If this article is all you’re going off of, do the math and you’ll realize that’s still not enough to fill the holes still left in the lineup. Cooke is quickly proving in training camp he was signed for more than just his physical on-ice presence. Having worked with him in the Pittsburgh organization, both Fletcher and Wild head coach Mike Yeo are quite high on what Cooke brings to the table. He’s a proven workhorse and regular season and playoff performer, top-notch penalty killer, keeps opposing players on their toes and has a knack for scoring key goals in key moments as we saw in yesterday’s scrimmage at the “X”.

Paired with Kyle Brodziak and Torrey Mitchell, Cooke makes Minnesota’s third line among the deadliest and most intriguing in the league. Simply put, it’s guys like him that enable a team to roll four lines, and that’s what Yeo is banking on. It’s what made Chicago the deadliest team in the league last season. You have to have depth.

Speaking of depth, Minnesota has four very high-ceiling young forwards fighting for two or so open spots in the lineup–Jason Zucker, Mikael Granlund, Charlie Coyle and Niederreiter. Zucker brings the speed and tantalizing goal scorer’s touch, Granlund, the unbelievable playmaking skills, and Charlie and Nino, the big-bodied size of true NHL power forwards with the scoring touch of seasoned snipers.

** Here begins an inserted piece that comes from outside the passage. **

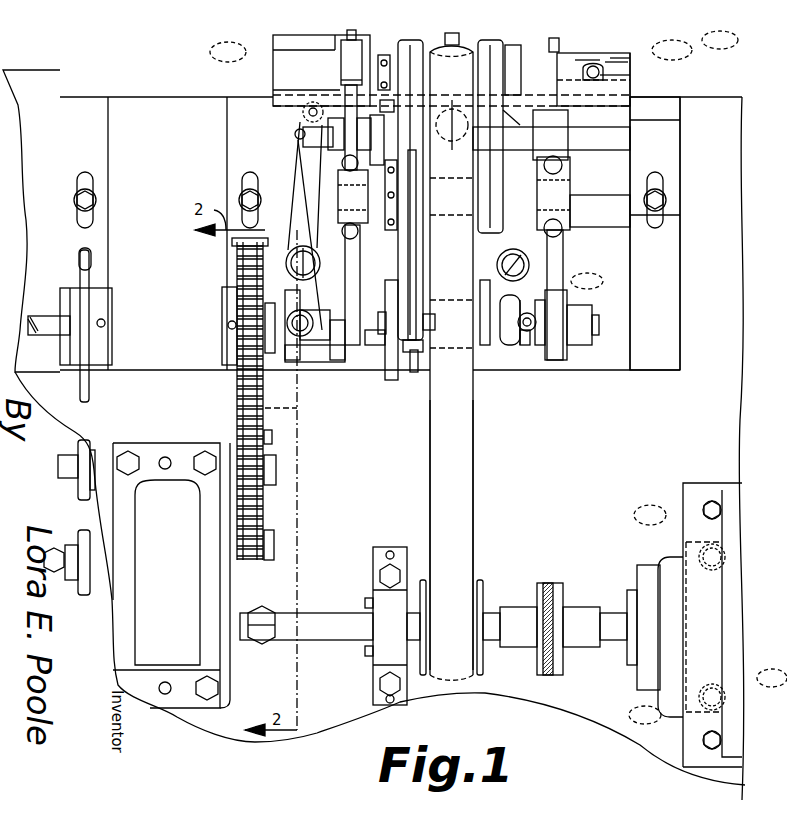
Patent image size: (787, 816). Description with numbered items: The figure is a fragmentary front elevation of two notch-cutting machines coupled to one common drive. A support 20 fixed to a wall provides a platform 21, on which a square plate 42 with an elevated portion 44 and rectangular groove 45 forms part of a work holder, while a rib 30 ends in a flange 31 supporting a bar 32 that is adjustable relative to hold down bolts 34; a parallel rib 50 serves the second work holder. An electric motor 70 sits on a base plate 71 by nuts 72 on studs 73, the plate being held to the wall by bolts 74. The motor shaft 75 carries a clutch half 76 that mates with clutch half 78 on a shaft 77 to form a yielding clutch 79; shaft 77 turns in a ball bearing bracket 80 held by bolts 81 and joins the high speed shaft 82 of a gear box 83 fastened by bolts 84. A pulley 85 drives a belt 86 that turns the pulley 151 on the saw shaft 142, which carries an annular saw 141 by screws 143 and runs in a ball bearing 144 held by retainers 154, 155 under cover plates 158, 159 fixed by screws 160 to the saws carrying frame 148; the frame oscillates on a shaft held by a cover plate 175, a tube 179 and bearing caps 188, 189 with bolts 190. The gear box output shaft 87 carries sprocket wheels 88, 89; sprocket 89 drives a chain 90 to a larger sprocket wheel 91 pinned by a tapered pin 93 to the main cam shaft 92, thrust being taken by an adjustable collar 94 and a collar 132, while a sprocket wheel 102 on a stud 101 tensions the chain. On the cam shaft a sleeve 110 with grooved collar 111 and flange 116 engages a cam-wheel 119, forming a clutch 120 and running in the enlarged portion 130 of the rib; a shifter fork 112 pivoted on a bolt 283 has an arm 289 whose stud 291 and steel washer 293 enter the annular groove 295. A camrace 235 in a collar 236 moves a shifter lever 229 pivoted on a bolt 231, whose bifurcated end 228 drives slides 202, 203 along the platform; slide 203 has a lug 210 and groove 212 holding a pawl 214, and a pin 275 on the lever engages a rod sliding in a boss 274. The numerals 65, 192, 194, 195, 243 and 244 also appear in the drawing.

If you’re coach Yeo, this is a really good problem to have, and the one or two that don’t make the team out of camp will be given top minutes in Des Moines.

Still on the topic of “depth”, Minnesota’s blue line has nothing but depth. Behind the top pairing of Norris runner-up Ryan Suter and All-Rookie Jonas Brodin, is the small, yet very talented, Jared Spurgeon, Ballard, Blum, Clayton Stoner, Nate Prosser and surging NHL top-4 defensemen-in-waiting, Marco Scandella and Mathew Dumba. Semi-to-fulltime roster regulars the past few seasons, Stoner and Prosser may be out of a job depending on how well Blum, Scandella and Dumba perform in the six upcoming preseason games. With Dumba’s overall strong play in training camp so far, and Scandella’s coming of age in last spring’s playoff matchup against Chicago, both young blue liners will be given every shot to make Minnesota’s lineup upon the conclusion of camp.

Minnesota’s roster isn’t the only thing that’s going to look quite different this season. Coach Yeo has emphasized his team’s transition to a dominating puck-possession style of play catered around the talents and abilities of what has the makings of being the best roster in Wild history. Gone are the days of just Marian Gaborik, Mikko Koivu and Pavol Demitra (God rest his soul). These are the days of Mikko Koivu, Zach Parise, Jason Pominville, Dany Heatley, Ryan Suter and young guns Jonas Brodin, Charlie Coyle, Mikael Granlund, Jason Zucker and Nino Niederreiter. I’ll take that any day of the week.